W Chojnicach nie będzie w tym roku Budżetu Obywatelskiego. To jedyne w regionie miasto powiatowe, które dotąd nie wdrożyło tej formy współdzielenia wraz z mieszkańcami publicznych pieniędzy.
Powody tego zdają się być różne. – Brak decyzji o ogłoszeniu BO przez lata w chojnickim ratuszu tłumaczono niedostatkiem pieniędzy lub brakiem odpowiednich procedur. Gdy w 2019 roku opracowano w końcu przepisy i zabezpieczono środki, na przeszkodzie stanęła pandemia koronawirusa – tłumaczy Adam Kopczyński, wiceburmistrz Chojnic.
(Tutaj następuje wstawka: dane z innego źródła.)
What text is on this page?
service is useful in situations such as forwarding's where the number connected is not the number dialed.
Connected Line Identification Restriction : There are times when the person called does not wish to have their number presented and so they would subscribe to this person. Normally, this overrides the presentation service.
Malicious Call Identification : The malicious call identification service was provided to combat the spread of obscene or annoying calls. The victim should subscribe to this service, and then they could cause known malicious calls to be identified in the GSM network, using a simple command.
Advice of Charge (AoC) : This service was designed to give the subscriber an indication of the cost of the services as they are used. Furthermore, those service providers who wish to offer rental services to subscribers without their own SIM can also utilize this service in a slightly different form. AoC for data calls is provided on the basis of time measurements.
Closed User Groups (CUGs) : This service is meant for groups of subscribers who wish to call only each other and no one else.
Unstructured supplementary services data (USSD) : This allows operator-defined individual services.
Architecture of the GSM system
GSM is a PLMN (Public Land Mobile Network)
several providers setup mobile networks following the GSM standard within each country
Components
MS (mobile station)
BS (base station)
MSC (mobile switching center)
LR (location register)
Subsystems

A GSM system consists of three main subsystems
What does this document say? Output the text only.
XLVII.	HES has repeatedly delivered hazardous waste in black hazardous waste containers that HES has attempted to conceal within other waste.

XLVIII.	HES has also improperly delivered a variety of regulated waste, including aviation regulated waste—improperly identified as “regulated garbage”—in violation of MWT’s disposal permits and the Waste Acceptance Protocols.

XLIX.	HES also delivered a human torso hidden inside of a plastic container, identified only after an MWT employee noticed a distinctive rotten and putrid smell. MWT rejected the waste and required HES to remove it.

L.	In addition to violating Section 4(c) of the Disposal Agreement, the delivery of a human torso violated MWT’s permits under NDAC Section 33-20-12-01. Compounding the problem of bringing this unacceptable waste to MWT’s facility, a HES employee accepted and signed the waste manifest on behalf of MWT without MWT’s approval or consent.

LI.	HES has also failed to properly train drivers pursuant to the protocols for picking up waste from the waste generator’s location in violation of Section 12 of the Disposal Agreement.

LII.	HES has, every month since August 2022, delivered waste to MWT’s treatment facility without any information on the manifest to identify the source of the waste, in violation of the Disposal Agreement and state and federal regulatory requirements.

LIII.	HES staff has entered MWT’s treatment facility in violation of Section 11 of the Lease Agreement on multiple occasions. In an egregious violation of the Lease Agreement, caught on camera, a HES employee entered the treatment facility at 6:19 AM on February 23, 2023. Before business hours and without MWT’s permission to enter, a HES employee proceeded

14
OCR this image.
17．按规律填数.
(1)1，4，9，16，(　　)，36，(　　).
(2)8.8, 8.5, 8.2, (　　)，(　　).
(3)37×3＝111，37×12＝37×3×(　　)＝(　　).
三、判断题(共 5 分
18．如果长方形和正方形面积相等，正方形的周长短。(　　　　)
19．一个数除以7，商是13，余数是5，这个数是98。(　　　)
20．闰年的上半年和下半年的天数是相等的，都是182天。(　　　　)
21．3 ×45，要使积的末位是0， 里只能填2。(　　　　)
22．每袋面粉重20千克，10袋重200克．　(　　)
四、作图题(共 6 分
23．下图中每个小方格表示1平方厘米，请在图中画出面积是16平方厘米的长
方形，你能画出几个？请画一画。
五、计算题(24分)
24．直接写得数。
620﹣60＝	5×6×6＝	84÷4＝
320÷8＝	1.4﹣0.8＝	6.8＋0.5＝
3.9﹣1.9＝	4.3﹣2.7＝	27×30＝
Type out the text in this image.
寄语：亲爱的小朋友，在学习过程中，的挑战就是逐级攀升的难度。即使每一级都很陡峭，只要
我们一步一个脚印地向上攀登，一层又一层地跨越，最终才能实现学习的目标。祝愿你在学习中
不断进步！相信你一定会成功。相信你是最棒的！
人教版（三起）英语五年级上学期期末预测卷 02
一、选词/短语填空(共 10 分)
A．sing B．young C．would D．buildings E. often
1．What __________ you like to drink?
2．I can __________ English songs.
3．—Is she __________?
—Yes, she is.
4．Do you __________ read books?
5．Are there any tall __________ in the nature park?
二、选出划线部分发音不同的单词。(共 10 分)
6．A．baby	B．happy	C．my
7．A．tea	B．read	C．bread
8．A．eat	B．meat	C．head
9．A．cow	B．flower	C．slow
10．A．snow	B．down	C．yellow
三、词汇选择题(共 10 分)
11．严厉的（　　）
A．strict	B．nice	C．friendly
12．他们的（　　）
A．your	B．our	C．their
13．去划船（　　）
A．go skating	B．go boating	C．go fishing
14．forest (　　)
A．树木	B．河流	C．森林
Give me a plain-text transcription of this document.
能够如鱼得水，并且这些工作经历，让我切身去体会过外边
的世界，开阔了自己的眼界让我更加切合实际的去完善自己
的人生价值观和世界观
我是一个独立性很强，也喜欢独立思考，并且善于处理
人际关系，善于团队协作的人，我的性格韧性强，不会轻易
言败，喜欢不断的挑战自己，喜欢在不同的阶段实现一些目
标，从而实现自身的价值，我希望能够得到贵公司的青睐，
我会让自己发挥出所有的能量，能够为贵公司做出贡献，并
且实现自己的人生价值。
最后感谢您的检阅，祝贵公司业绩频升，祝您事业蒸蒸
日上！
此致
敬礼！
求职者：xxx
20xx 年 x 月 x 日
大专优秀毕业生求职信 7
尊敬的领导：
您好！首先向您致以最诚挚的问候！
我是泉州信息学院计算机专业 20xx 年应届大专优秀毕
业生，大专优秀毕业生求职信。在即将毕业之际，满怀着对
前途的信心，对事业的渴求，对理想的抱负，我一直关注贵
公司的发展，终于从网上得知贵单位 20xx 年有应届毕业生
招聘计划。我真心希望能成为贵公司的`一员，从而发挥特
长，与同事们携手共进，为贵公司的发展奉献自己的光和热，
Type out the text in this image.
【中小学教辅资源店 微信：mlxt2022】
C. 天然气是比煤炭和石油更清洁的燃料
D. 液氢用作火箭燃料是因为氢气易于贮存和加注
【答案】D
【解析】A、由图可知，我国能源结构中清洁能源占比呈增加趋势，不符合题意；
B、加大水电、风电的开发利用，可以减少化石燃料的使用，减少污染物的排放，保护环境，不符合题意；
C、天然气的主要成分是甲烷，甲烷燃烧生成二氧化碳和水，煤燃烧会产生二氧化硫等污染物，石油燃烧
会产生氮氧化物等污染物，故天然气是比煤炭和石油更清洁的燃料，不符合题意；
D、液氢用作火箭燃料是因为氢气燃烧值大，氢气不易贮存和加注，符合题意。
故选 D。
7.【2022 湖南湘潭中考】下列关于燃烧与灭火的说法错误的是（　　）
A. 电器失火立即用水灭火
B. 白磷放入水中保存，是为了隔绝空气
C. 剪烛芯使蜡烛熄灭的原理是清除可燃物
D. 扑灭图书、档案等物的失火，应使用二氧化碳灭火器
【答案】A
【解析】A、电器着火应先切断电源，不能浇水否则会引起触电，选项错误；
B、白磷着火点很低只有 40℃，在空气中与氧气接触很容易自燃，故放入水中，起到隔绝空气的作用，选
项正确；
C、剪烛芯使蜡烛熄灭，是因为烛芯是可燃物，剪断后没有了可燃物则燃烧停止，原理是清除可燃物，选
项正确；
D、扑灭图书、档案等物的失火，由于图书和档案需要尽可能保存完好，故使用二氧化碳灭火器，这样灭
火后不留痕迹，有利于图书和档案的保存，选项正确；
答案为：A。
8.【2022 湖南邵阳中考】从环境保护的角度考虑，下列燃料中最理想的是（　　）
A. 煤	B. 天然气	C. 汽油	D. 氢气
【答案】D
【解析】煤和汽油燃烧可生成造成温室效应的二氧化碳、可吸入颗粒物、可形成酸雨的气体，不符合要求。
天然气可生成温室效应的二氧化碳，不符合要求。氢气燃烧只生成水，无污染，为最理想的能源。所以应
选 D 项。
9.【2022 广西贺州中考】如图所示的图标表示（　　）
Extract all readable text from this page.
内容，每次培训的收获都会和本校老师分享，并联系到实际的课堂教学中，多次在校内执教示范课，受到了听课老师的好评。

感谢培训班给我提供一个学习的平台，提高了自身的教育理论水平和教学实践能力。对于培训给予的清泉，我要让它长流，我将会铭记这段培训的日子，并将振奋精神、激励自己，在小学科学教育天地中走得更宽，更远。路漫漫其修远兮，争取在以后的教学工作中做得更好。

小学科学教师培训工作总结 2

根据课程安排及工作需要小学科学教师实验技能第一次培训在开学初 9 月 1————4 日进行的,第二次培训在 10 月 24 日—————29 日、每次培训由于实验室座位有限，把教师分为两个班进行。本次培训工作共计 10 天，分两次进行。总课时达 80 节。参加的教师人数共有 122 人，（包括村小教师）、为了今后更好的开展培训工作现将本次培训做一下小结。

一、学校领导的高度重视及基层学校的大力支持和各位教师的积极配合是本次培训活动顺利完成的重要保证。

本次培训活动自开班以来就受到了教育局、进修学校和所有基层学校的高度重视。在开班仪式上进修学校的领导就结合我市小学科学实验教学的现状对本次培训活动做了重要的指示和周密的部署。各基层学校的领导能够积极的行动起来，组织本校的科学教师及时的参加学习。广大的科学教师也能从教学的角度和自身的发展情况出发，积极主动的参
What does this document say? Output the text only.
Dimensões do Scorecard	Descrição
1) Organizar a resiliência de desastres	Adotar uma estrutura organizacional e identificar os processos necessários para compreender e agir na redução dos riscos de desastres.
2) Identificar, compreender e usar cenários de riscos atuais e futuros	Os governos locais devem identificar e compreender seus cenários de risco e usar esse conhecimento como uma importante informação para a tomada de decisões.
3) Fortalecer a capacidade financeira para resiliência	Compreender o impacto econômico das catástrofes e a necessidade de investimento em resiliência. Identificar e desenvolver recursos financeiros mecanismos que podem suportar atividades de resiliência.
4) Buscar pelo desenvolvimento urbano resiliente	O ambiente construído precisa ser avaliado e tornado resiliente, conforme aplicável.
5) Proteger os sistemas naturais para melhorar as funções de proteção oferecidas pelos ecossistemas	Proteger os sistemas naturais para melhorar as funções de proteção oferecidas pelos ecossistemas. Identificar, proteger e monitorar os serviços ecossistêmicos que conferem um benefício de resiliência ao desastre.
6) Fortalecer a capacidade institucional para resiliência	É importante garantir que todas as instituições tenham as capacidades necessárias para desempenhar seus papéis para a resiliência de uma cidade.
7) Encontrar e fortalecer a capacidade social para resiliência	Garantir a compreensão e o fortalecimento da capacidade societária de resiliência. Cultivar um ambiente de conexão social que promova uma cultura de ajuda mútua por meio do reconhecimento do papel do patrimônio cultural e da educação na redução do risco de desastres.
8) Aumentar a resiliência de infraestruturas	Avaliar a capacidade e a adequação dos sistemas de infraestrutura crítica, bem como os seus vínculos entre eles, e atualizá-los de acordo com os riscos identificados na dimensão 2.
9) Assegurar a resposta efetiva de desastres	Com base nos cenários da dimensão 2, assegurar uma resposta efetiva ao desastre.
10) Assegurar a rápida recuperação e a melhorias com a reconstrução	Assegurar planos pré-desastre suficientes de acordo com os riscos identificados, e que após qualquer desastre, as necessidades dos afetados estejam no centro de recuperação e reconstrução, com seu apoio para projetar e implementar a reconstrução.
KWESTIA AKTYWIZACJI SPOŁECZEŃSTWA
– Cały rok 2020 żyliśmy w różnych obostrzeniach i niemożności spotkania się oraz agitowania na konkretny projekt. Dlatego uznaliśmy, że ten cel, który sobie postawiliśmy, czyli aktywizacja obywatelska mieszkańców, nie zostałby zrealizowany – dodaje Kopczyński.
Obowiązujące w Chojnicach przepisy nie zakazują jednak prowadzenia kampanii informacyjnej i samego głosowania w formule online. Do podziału wedle woli mieszkańców miał być milion złotych.
NIE DLA KAŻDEGO TO ARGUMENT
Koronawirus nie przeszkodził w organizacji Budżetu Obywatelskiego w sąsiednim Człuchowie. Tam do podziału było 150 tysięcy złotych. Mieszkańcy zdecydowali, aby pieniądze te przeznaczyć na urządzenie terenów rekreacyjnych i budowę nowych placów zabaw.